Designing and Implementing Hypermedia Courseware Towards A Successful Learning Environment
by Dennis Ramiro M. Sangalang
Angeles University Foundation

This presentation describes a generic and systematic methodology for the design and implementation of a CD-ROM based interactive hypermedia courseware. Hypermedia courseware is a user-centered system that is based on the hypermedia paradigm--that is, a network of nodes connected by links and a user model that adapts dynamically to teachers and students.

This methodology consists of an incremental and iterative development process that supports the entire lifecycle of hypermedia / multimedia courseware, from problem definition to maintenance, and addresses various issues such as design creativity, pedagogy, and cognitive and technical considerations.

The pedagogical model used covers Gagne's nine instructional events: (1) gaining attention; (2) informing the learner of the lesson objective; (3) stimulating recall of prior learning; (4) presenting stimuli with distinctive features; (5) guiding learning; (6) eliciting performance; (7) providing informative feedback; (8) assessing performance; and (9) enhancing retention and learning transfer.

Special attention is given to the design creativity, which includes the following: (a) contents design; (b) structure design; (c) case model design; (d) navigation structure design; (e) presentation design; and (f) abstract user interface design. Stereotypes for text, form, button, image, audio, video, and anchor collection are illustrated.

Cognitive issues in the design and use of the courseware are described, such as the problems of cognitive overload and becoming lost in the hyperspace. Various techniques on how to organize and navigate information and come up with a well-coordinated user interface designs are explained.

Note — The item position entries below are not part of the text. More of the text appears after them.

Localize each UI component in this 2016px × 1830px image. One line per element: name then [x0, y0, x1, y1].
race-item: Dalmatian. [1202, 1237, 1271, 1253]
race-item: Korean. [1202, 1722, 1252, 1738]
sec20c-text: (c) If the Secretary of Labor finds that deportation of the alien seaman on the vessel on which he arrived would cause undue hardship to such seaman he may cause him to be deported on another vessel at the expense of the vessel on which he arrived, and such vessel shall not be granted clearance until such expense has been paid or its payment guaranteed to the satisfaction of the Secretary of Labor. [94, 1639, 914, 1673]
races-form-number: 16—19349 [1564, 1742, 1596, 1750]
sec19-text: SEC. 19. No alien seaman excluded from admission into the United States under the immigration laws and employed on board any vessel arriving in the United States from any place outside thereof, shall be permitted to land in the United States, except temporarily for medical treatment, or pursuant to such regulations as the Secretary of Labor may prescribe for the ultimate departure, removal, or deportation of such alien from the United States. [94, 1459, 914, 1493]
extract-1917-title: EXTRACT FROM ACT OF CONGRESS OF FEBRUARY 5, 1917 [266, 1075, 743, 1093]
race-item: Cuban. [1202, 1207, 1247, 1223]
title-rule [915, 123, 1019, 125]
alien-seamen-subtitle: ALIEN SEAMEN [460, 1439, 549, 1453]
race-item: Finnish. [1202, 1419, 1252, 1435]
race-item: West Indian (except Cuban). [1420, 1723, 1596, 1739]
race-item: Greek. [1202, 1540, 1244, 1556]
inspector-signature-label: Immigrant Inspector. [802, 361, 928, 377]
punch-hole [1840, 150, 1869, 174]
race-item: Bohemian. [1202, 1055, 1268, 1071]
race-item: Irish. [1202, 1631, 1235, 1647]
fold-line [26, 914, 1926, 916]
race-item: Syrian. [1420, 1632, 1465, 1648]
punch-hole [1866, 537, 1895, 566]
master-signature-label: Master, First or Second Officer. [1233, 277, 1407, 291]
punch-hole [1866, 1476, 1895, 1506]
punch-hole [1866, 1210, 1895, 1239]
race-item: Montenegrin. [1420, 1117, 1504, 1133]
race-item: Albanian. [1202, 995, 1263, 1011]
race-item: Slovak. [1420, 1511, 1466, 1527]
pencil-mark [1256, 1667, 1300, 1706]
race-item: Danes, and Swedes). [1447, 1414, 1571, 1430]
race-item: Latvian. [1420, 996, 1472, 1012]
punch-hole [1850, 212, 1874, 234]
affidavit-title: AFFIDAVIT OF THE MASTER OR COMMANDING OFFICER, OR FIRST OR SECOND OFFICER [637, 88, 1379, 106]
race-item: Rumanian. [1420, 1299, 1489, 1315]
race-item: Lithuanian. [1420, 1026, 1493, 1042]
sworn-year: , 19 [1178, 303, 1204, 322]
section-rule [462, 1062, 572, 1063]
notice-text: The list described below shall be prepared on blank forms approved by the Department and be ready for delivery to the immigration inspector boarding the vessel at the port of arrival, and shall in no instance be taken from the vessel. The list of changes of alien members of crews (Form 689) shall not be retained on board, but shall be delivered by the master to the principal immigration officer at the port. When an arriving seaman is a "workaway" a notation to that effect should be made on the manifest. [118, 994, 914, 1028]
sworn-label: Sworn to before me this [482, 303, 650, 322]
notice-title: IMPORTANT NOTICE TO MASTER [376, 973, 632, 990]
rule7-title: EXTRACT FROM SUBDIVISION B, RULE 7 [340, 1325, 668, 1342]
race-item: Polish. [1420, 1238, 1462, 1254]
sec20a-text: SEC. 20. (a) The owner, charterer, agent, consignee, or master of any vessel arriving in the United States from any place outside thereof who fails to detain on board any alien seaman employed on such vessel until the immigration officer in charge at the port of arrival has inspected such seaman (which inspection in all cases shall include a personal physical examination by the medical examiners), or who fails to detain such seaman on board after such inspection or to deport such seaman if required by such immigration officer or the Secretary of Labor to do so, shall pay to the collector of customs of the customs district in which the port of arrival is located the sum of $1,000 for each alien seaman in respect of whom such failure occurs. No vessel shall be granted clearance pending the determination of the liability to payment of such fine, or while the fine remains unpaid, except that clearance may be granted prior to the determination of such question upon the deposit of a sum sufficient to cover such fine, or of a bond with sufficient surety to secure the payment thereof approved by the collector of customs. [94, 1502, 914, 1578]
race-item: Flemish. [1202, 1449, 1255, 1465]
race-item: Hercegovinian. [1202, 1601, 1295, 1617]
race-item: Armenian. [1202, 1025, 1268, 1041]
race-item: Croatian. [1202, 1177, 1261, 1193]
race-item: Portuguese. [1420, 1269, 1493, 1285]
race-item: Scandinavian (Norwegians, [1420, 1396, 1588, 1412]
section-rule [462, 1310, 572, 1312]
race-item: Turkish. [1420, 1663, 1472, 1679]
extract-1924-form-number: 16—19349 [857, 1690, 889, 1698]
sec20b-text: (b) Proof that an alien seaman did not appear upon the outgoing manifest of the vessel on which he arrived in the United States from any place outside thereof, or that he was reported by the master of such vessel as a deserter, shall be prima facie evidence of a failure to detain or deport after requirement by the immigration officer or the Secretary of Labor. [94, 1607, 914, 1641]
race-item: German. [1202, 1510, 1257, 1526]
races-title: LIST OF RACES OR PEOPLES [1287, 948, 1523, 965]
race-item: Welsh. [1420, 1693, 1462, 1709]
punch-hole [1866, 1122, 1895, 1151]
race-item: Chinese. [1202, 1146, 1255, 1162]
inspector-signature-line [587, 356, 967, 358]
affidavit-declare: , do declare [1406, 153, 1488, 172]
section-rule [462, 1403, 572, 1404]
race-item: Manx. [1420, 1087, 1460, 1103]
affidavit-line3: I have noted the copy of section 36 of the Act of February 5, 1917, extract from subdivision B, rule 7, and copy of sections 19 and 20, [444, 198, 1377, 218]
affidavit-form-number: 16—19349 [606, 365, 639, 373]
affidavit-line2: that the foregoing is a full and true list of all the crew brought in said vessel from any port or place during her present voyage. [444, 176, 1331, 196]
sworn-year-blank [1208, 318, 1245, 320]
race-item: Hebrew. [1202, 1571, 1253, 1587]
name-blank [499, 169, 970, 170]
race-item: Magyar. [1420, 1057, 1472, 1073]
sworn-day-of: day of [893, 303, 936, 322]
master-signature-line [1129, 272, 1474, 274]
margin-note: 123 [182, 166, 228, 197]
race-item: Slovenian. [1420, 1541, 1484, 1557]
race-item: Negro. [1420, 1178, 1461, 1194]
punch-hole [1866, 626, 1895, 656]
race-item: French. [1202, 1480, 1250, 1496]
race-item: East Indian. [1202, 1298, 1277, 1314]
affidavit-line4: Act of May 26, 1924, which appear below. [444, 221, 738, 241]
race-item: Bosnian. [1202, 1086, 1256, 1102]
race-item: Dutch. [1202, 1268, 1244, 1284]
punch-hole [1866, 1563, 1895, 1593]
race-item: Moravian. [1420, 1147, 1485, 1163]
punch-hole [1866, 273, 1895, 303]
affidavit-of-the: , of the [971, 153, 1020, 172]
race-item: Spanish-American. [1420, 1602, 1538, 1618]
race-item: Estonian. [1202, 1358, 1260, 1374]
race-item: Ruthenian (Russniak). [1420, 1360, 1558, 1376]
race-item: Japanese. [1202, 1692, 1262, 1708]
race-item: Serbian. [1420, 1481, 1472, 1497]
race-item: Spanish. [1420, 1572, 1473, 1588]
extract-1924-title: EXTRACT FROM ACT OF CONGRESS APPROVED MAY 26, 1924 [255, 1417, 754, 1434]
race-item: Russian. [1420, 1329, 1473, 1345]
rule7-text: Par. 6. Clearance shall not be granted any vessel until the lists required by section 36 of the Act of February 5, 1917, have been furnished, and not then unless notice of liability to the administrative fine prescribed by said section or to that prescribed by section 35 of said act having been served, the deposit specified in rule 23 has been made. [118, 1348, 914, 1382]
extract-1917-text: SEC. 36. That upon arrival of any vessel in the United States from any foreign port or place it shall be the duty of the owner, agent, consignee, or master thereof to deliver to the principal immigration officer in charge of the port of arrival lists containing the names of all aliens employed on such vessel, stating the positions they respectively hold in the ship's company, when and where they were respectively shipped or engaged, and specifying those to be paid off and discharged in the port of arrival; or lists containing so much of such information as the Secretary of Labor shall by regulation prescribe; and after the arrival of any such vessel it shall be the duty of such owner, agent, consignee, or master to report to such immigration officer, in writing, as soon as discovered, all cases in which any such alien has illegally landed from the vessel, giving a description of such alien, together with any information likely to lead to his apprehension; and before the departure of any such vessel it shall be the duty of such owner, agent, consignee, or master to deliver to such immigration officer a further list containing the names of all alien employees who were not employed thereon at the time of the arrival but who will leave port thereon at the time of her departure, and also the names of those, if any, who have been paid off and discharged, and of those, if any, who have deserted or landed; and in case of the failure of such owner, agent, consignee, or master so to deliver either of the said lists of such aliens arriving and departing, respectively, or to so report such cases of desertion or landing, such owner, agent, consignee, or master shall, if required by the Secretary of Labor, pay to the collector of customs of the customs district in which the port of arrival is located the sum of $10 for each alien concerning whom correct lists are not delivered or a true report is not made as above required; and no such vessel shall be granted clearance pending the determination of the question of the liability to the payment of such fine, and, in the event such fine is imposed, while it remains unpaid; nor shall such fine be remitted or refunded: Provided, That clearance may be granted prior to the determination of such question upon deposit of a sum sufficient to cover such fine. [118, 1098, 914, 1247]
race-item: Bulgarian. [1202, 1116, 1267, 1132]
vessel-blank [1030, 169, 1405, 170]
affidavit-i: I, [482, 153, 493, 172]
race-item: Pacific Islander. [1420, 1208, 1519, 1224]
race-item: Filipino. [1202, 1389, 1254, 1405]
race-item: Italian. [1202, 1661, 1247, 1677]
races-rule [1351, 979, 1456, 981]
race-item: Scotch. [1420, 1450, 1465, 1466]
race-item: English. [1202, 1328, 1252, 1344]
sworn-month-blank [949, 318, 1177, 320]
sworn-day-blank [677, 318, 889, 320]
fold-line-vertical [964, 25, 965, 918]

Systematic evaluation procedures are also described wherein 10 User Interface Dimensions are adopted to judge the usefulness and effectiveness of the instructional multimedia and hypermedia courseware. These include (a) ease of use; (b) navigation; (c) cognitive load; (d) mapping; (e) screen design; (f) knowledge space compatibility; (g) information presentation; (h) media integration; (I) aesthetics; and (j) overall functionality.

Recent research findings related to the impact of the use of instructional courseware as part of instruction management are also presented.